Show that $f(A)\cap B = f(A\cap f ^{−1} (B)).$ Let $f: X\to Y$ be a function and $A\subseteq X, B\subseteq Y$. Show that $f(A)\cap B = f\left(A\cap f^{−1}(B)\right)$
My work:
Suppose that $x\in f[A]\cap B$, such that there is an $a\in A$ in a way that $f(a)=x, x\in B$.
Since $f(a)\in B$, than $a\in A\cap f^{−1}(B)$, therefore $f(a)\in f[A \cap f^{−1}[B]]$, and: $f[A]\cap B \subseteq f[A \cap f^{−1}[B]].$
 A: Your first direction is great.
For the other direction,
if $y \in f(A \cap f^{-1}(B))$, then there is $ x \in X$ s.t $f(x)=y$ and $x\in A \cap f^{-1}(B) $ . Then by the second part, $f(x) \in B$ , and by the first part $y \in f(A)$
A: A different proof, using the fact that subsets form a Heyting algebra, $f^{-1}$ preserves the Heyting implication, and the adjuction $f \dashv f^{-1}$:
Given an arbitrary subset $C \subseteq Y$, we have
$\begin{equation}
\begin{split}
f(A) \cap B \subseteq C &\iff f(A) \subseteq (B \implies C) \\
&\iff A \subseteq f^{-1}(B \implies C) \\
&\iff A \subseteq (f^{-1}(B) \implies f^{-1}(C)) \\
&\iff A \cap f^{-1}(B) \subseteq f^{-1}(C) \\
&\iff f(A \cap f^{-1}(B)) \subseteq C
\end{split}
\end{equation}$
Therefore, we have $f(A) \cap B = f(A \cap f^{-1}(B))$ by the Yoneda Lemma. This proof holds in an arbitrary Heyting category (though typically, in category theory we write $\exists_f$ instead of $f$ to denote images).

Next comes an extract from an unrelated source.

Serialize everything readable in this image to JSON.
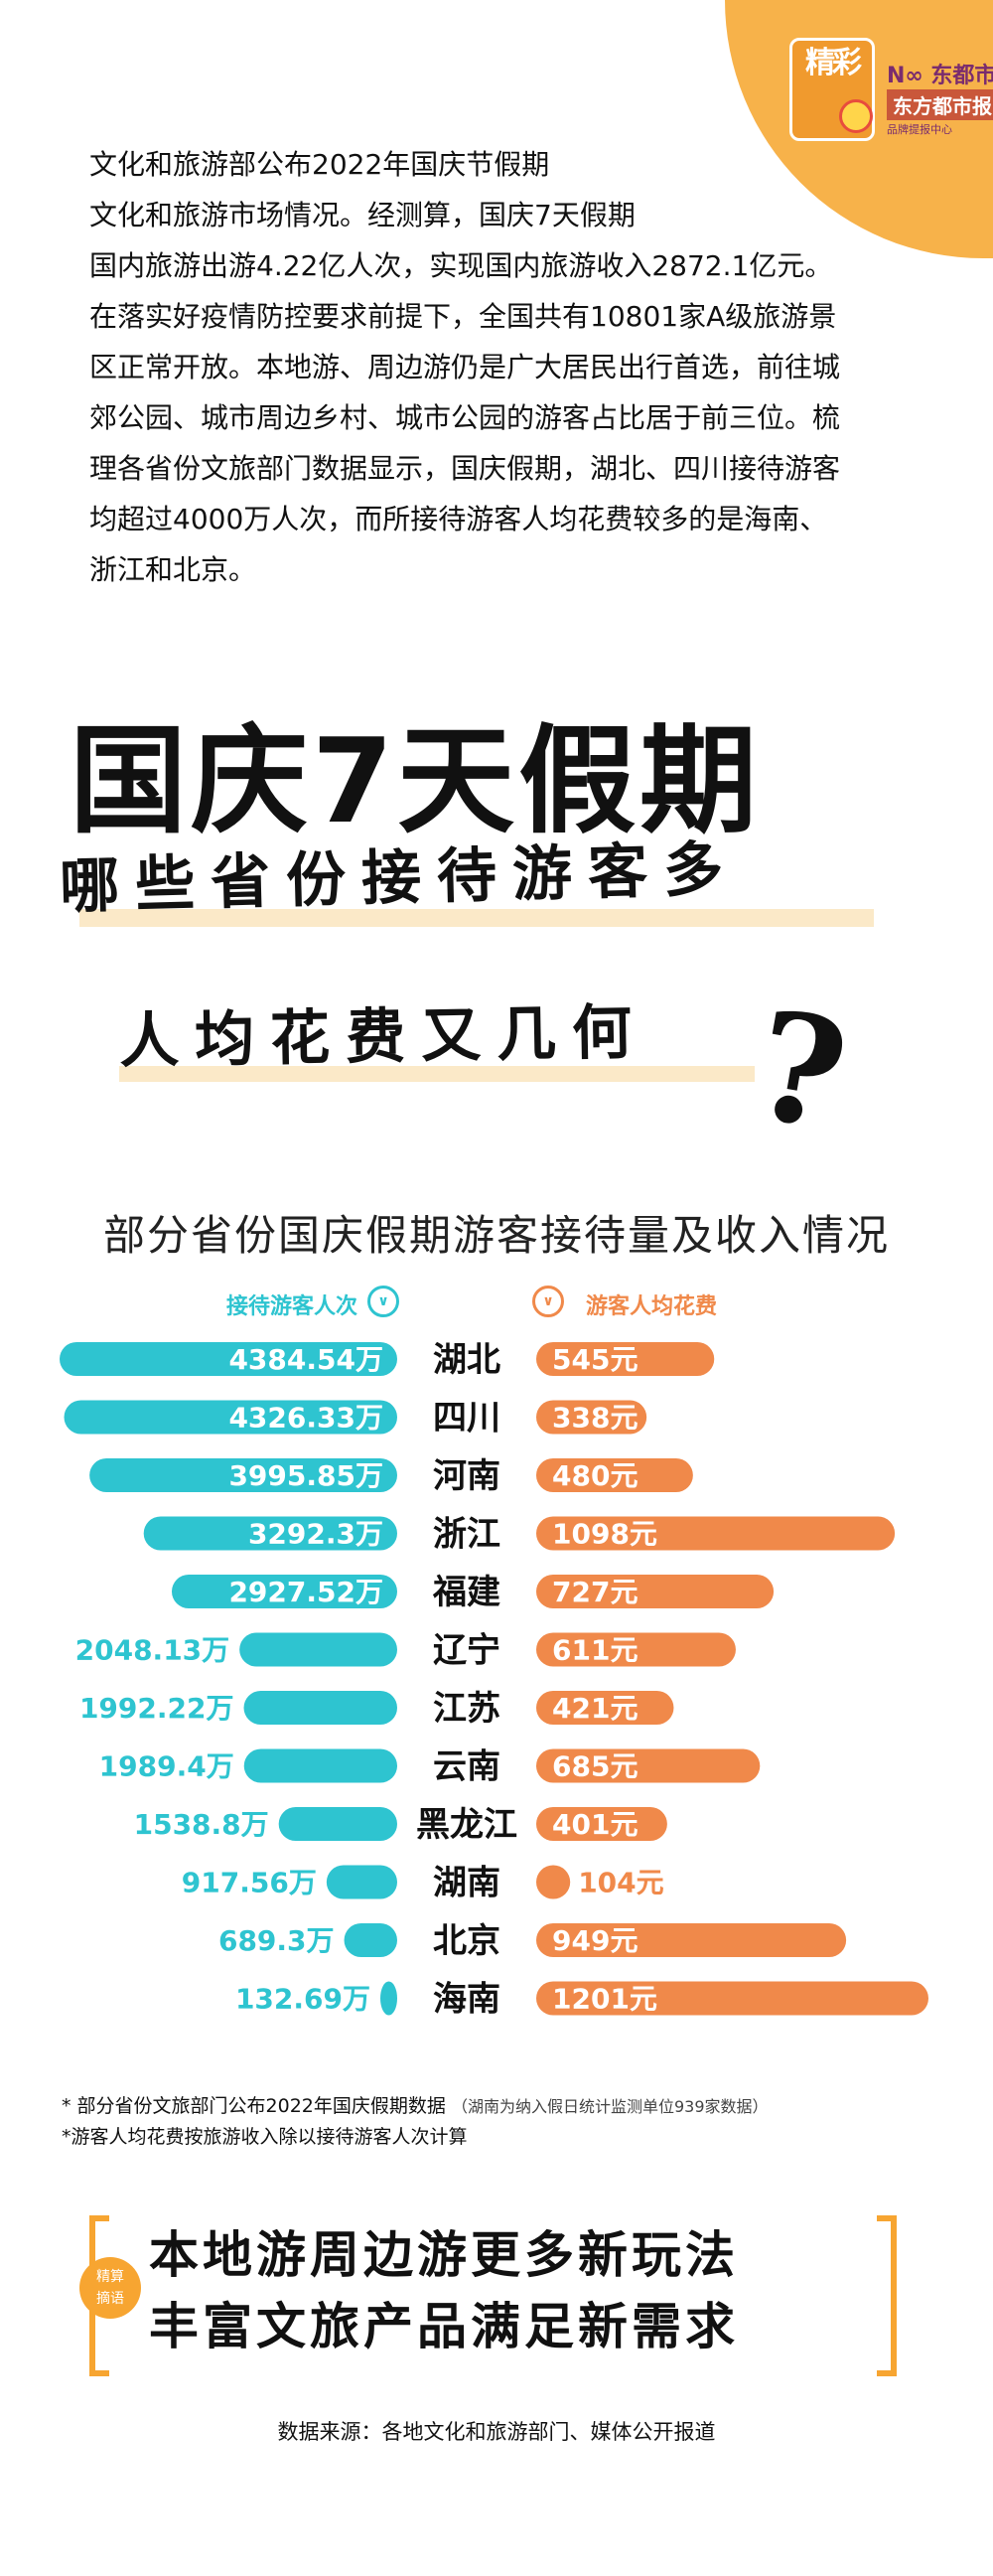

For those who are not familiar with the notation $K \implies M$ where $K, M$ are sets, here is the definition. Given subsets $K, M \subseteq N$, we define $K \implies M$ to be the set $\{x \in N | x \in K \implies x \in M\}$. Note that given subsets $J, K, M \subseteq N$, we have $J \subseteq (K \implies M)$ iff $J \cap K \subseteq M$ (this is the property used above). And note that $f^{-1}(K \implies M) = (f^{-1}(K) \implies f^{-1}(M))$ (also used above).